A one-word summary of this chapter might well be simply, 'Obey.' In light of today's flippant American Evangelicalism, Bonhoeffer's words are a splash of ice water to the face, a wake-up call that our desire for 'radical' discipleship and 'being sold out for Christ' must be more than simply an empty mantra. At the same time, however, the more I read this chapter, the more I am uncomfortable with Bonhoeffer's blunt call to obedience because he tends to set up Christ as a second lawgiver. Though he writes against antinomianism and disobedience, his words here are seemingly only a short leap from serious legalism and a misuse of the so-called 'third use of the Law' (tertius usus legis)?
For those unfamiliar with the term, the third use of the Law refers to that idea which suggests that the Law of God is to be used by the Christian as a guide or ruler for life. In Reformed thinking, this third use comes in in addition to the first use (as a curb against sin and evil in society) and the second use (a mirror to point out our sinfulness) and is given primacy over the other two in the lives of Christians.
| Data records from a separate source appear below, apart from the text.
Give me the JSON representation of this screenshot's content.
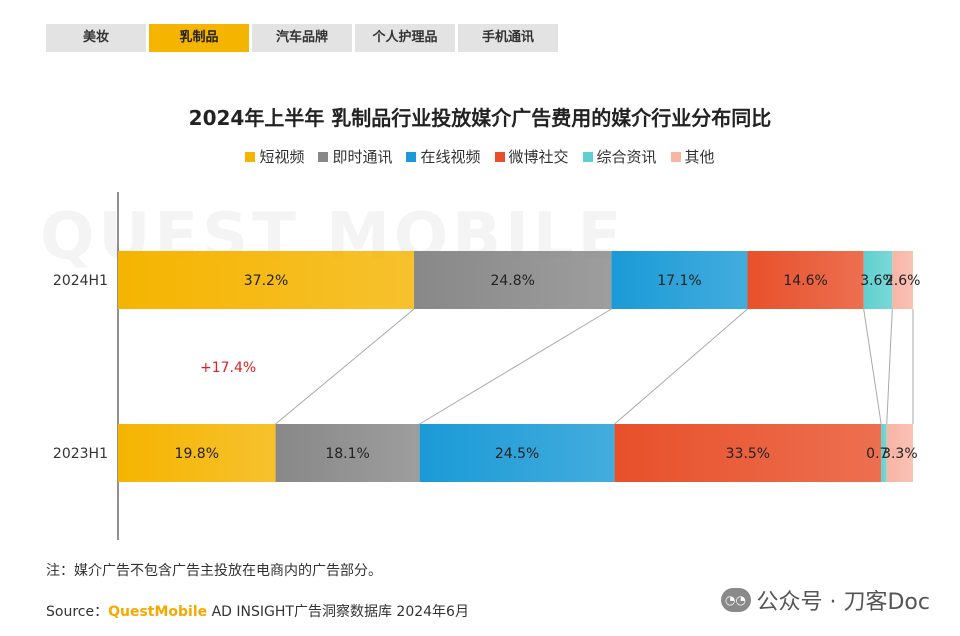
{
  "tabs": [
    {
      "label": "美妆",
      "active": false
    },
    {
      "label": "乳制品",
      "active": true
    },
    {
      "label": "汽车品牌",
      "active": false
    },
    {
      "label": "个人护理品",
      "active": false
    },
    {
      "label": "手机通讯",
      "active": false
    }
  ],
  "watermark": "QUEST MOBILE",
  "note": "注：媒介广告不包含广告主投放在电商内的广告部分。",
  "source": {
    "prefix": "Source：",
    "brand": "QuestMobile",
    "rest": " AD INSIGHT广告洞察数据库 2024年6月"
  },
  "wechat": {
    "icon": "wechat-icon",
    "label": "公众号 · 刀客Doc"
  },
  "colors": {
    "短视频": "#f5b400",
    "即时通讯": "#888888",
    "在线视频": "#1a9ad6",
    "微博社交": "#e8502a",
    "综合资讯": "#5fcfcf",
    "其他": "#f8b5a5"
  },
  "chart_data": {
    "type": "bar",
    "orientation": "horizontal",
    "stacked": true,
    "title": "2024年上半年 乳制品行业投放媒介广告费用的媒介行业分布同比",
    "categories": [
      "2024H1",
      "2023H1"
    ],
    "series": [
      {
        "name": "短视频",
        "values": [
          37.2,
          19.8
        ],
        "labels": [
          "37.2%",
          "19.8%"
        ]
      },
      {
        "name": "即时通讯",
        "values": [
          24.8,
          18.1
        ],
        "labels": [
          "24.8%",
          "18.1%"
        ]
      },
      {
        "name": "在线视频",
        "values": [
          17.1,
          24.5
        ],
        "labels": [
          "17.1%",
          "24.5%"
        ]
      },
      {
        "name": "微博社交",
        "values": [
          14.6,
          33.5
        ],
        "labels": [
          "14.6%",
          "33.5%"
        ]
      },
      {
        "name": "综合资讯",
        "values": [
          3.6,
          0.7
        ],
        "labels": [
          "3.6%",
          "0.7%"
        ]
      },
      {
        "name": "其他",
        "values": [
          2.6,
          3.3
        ],
        "labels": [
          "2.6%",
          "3.3%"
        ]
      }
    ],
    "annotation": "+17.4%",
    "legend_position": "top",
    "grid": false
  }
}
In many circles today, the three uses are accepted unquestioningly. This is especially true in American Evangelicalism with its undeniable Reformed influence (ironically, even in the most adamantly anti-Calvinistic circles!).
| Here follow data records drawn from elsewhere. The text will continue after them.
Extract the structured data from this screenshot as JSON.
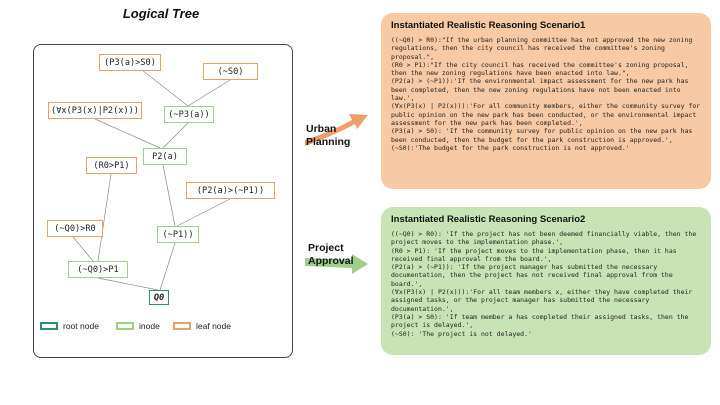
{
  "tree_title": "Logical Tree",
  "nodes": {
    "p3_s0": "(P3(a)>S0)",
    "not_s0": "(~S0)",
    "forall": "(∀x(P3(x)|P2(x)))",
    "not_p3": "(~P3(a))",
    "p2a": "P2(a)",
    "r0_p1": "(R0>P1)",
    "p2_not_p1": "(P2(a)>(~P1))",
    "not_q0_r0": "(~Q0)>R0",
    "not_p1": "(~P1))",
    "not_q0_p1": "(~Q0)>P1",
    "q0": "Q0"
  },
  "legend": {
    "root": "root node",
    "inode": "inode",
    "leaf": "leaf node"
  },
  "arrows": {
    "urban": "Urban Planning",
    "project": "Project Approval"
  },
  "colors": {
    "leaf": "#e9a06b",
    "inode": "#9fd08a",
    "root": "#2e8f6e",
    "arrow_urban": "#ef9f6b",
    "arrow_project": "#9fd08a"
  },
  "scenario1": {
    "title": "Instantiated Realistic Reasoning Scenario1",
    "text": "((~Q0) > R0):\"If the urban planning committee has not approved the new zoning regulations, then the city council has received the committee's zoning proposal.\",\n(R0 > P1):\"If the city council has received the committee's zoning proposal, then the new zoning regulations have been enacted into law.\",\n(P2(a) > (~P1)):'If the environmental impact assessment for the new park has been completed, then the new zoning regulations have not been enacted into law.',\n(∀x(P3(x) | P2(x))):'For all community members, either the community survey for public opinion on the new park has been conducted, or the environmental impact assessment for the new park has been completed.',\n(P3(a) > S0): 'If the community survey for public opinion on the new park has been conducted, then the budget for the park construction is approved.',\n(~S0):'The budget for the park construction is not approved.'"
  },
  "scenario2": {
    "title": "Instantiated Realistic Reasoning Scenario2",
    "text": "((~Q0) > R0): 'If the project has not been deemed financially viable, then the project moves to the implementation phase.',\n(R0 > P1): 'If the project moves to the implementation phase, then it has received final approval from the board.',\n(P2(a) > (~P1)): 'If the project manager has submitted the necessary documentation, then the project has not received final approval from the board.',\n(∀x(P3(x) | P2(x))):'For all team members x, either they have completed their assigned tasks, or the project manager has submitted the necessary documentation.',\n(P3(a) > S0): 'If team member a has completed their assigned tasks, then the project is delayed.',\n(~S0): 'The project is not delayed.'"
  }
}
While I'm not sure I would be comfortable saying I completely reject the third use of the Law, I certainly think its emphasis (even implicitly here by Bonhoeffer) is misguided and potentially dangerous. Yes, Jesus undoubtedly raised the standard of expectations over that demanded by the Old Testament Law. If you don't believe me, compare the details of the Sermon on the Mount with their OT antecedents and Jesus' constant repetition, "You have heard it said...but I say..." At the same time, Christ came not as a Law-giver but as a Law-fulfiller. He did not spend his time instructing his disciples in the nuances of Law and commandment-keeping but gives them the simpler and perhaps more difficult call to followership. "Follow me," is Jesus' constant refrain in the Gospels.
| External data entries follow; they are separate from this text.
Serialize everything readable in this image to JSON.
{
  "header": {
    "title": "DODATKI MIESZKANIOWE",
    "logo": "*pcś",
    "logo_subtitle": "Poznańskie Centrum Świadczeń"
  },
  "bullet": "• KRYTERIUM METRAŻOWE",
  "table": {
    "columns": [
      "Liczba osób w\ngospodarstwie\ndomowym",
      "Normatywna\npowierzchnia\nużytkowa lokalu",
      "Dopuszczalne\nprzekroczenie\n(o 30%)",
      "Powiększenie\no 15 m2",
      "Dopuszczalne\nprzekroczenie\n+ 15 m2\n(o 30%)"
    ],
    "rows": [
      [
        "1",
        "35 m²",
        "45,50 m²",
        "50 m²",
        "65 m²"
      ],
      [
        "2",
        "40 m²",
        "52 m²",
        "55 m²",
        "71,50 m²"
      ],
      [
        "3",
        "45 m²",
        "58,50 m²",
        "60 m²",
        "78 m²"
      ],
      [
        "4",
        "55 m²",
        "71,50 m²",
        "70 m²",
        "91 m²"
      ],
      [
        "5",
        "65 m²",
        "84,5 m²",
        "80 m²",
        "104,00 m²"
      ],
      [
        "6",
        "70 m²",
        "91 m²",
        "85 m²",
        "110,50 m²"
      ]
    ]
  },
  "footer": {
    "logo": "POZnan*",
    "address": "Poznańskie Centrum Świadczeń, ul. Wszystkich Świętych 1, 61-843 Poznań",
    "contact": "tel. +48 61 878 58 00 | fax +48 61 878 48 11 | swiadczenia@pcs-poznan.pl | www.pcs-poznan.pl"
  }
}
Imitating Christ should be the focus of living the Christian life, not the Law's tertius legis. Divorcing the Law from Christ inevitably leads to legalism and Pharisaism, not biblical Christianity. Yes, we must know the Law (and the whole of the Old Testament) if we are to truly know Christ and what it means to follow him, but our emphasis must not lead us to the error of making Scripture into merely a divine list of dos and don'ts.